Dr. Ross Inflaterr, chief medical officer for the province of Saskatchewan, said he expects people to cross the border from North Dakota to get flu shots. They are welcome to the vaccine, for about $16 a shot, as long as they don’t flood the clinics.

“As long as we don’t get into big numbers, we are going to let public health clinics sell vaccine [to Americans],” Dr. Inflaterr said.

Buffalo’s shortage has made Dr. Sigh’s clinics a popular alternative. The parking lots have been choked all week with New Yorkers in search of vaccine. As many as 20 Americans call each hour to inquire about the availability of vaccine.

“We didn’t know what to expect. The frenzy is a little overstated. It’s been extremely orderly,” Dr. Singh said. “We are letting in a batch of people at a time.”

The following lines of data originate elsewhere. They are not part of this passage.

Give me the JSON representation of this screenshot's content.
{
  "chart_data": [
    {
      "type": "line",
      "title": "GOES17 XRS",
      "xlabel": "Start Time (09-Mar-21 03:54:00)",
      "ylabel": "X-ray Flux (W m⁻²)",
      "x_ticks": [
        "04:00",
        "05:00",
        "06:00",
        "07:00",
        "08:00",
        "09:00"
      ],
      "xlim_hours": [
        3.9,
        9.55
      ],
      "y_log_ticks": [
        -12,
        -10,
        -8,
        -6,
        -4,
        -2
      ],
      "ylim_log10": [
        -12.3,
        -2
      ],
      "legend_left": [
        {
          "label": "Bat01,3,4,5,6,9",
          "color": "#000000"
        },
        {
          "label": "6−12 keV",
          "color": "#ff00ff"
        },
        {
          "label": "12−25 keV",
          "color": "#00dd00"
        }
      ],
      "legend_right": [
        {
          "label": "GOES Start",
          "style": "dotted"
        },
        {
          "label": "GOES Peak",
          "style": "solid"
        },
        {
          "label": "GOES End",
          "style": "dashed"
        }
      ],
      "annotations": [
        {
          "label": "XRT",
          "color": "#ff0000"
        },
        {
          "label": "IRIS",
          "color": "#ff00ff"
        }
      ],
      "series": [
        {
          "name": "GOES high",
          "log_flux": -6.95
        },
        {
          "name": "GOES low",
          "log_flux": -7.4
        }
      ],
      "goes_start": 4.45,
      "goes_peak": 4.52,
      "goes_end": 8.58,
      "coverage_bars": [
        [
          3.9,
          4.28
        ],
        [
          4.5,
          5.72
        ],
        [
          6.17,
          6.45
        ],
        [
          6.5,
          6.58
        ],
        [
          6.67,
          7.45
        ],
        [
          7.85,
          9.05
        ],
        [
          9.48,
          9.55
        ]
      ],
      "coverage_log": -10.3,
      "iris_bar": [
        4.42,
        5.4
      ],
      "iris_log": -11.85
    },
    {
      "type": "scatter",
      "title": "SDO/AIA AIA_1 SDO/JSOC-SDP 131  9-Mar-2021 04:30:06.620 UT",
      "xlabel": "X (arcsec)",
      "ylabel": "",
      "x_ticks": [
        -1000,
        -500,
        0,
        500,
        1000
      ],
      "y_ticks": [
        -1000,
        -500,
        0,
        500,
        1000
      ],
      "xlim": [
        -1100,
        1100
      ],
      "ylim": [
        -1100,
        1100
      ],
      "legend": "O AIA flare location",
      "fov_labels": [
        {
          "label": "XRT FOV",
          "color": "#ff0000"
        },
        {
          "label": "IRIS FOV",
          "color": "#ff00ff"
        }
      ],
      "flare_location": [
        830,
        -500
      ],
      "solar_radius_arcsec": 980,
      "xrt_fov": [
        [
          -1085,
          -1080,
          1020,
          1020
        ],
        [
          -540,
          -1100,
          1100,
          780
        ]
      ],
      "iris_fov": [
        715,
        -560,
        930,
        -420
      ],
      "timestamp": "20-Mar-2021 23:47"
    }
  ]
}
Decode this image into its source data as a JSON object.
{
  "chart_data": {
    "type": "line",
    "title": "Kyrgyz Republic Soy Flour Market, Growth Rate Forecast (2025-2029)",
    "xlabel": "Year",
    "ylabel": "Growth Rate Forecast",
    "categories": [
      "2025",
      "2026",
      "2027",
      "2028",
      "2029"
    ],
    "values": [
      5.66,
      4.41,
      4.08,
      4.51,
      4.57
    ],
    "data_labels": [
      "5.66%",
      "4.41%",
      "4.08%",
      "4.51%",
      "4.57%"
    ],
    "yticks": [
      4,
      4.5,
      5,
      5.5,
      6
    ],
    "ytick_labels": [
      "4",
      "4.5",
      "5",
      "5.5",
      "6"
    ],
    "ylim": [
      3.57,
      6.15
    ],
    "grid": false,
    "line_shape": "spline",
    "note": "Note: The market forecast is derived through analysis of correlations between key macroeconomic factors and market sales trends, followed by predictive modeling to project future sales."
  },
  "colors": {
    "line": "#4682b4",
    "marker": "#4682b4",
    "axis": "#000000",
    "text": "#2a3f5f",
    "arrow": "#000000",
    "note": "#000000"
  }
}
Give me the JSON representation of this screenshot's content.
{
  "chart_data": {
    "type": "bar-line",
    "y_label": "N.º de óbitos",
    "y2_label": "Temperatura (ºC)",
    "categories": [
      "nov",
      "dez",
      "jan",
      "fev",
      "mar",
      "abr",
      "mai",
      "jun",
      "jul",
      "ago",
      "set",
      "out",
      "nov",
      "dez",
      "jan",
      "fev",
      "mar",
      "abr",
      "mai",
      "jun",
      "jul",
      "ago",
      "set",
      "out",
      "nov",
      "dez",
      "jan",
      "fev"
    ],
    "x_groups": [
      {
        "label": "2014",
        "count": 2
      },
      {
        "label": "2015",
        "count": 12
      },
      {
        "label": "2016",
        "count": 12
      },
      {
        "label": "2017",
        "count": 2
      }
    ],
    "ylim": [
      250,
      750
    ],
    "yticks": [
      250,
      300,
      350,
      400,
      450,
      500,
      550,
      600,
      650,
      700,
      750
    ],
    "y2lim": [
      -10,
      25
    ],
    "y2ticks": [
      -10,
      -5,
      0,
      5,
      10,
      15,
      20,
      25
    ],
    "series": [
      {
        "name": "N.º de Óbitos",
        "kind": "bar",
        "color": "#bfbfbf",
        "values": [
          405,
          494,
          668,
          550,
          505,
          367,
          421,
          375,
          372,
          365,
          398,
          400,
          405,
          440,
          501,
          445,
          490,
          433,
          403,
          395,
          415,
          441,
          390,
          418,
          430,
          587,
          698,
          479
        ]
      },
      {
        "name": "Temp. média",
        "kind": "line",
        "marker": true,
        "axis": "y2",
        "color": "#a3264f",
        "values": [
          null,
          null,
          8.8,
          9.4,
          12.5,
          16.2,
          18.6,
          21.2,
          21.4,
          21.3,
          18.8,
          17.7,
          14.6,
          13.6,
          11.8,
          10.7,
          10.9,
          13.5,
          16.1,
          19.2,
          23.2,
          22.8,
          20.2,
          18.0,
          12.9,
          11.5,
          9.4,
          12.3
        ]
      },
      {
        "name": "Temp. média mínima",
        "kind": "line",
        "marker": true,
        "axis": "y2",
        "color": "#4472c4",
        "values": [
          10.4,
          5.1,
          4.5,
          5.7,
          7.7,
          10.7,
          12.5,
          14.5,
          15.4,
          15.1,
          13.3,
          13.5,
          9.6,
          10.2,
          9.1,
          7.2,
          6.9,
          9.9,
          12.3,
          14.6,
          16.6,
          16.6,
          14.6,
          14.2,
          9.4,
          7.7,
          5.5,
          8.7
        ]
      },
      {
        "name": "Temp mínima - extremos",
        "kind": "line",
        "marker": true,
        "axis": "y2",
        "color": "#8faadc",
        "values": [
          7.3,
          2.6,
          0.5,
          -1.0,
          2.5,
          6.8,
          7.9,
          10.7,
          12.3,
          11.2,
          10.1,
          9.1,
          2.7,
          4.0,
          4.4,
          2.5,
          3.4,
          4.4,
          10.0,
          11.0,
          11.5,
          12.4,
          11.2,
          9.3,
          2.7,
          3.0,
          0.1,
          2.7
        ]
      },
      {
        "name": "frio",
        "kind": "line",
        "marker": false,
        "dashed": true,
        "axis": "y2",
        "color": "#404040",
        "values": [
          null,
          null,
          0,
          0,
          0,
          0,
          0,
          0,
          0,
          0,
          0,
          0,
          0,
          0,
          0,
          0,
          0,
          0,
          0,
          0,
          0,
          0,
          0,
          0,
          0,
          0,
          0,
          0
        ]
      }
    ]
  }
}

The Minnesota Senior Federation has organized trips to Canada since 1995 for senior citizens in search of low-cost prescription drugs. This week they helped seniors get flu shots, too.

Their last trip scheduled this year left Minneapolis on Tuesday morning for Winnipeg, about seven hours away. The 27 senior citizens on the bus trip, paid for by Sen. Mark Dayton, Minnesota Democrat, got the prescription drugs they needed.

Eleven of them also got flu shots that they couldn’t find in Minnesota.

“I called my doctor and he said I didn’t qualify, even though I think I do,” said Janet Boos, 69. “I was delighted to be able to get one. It’s a long way to go for a shot.”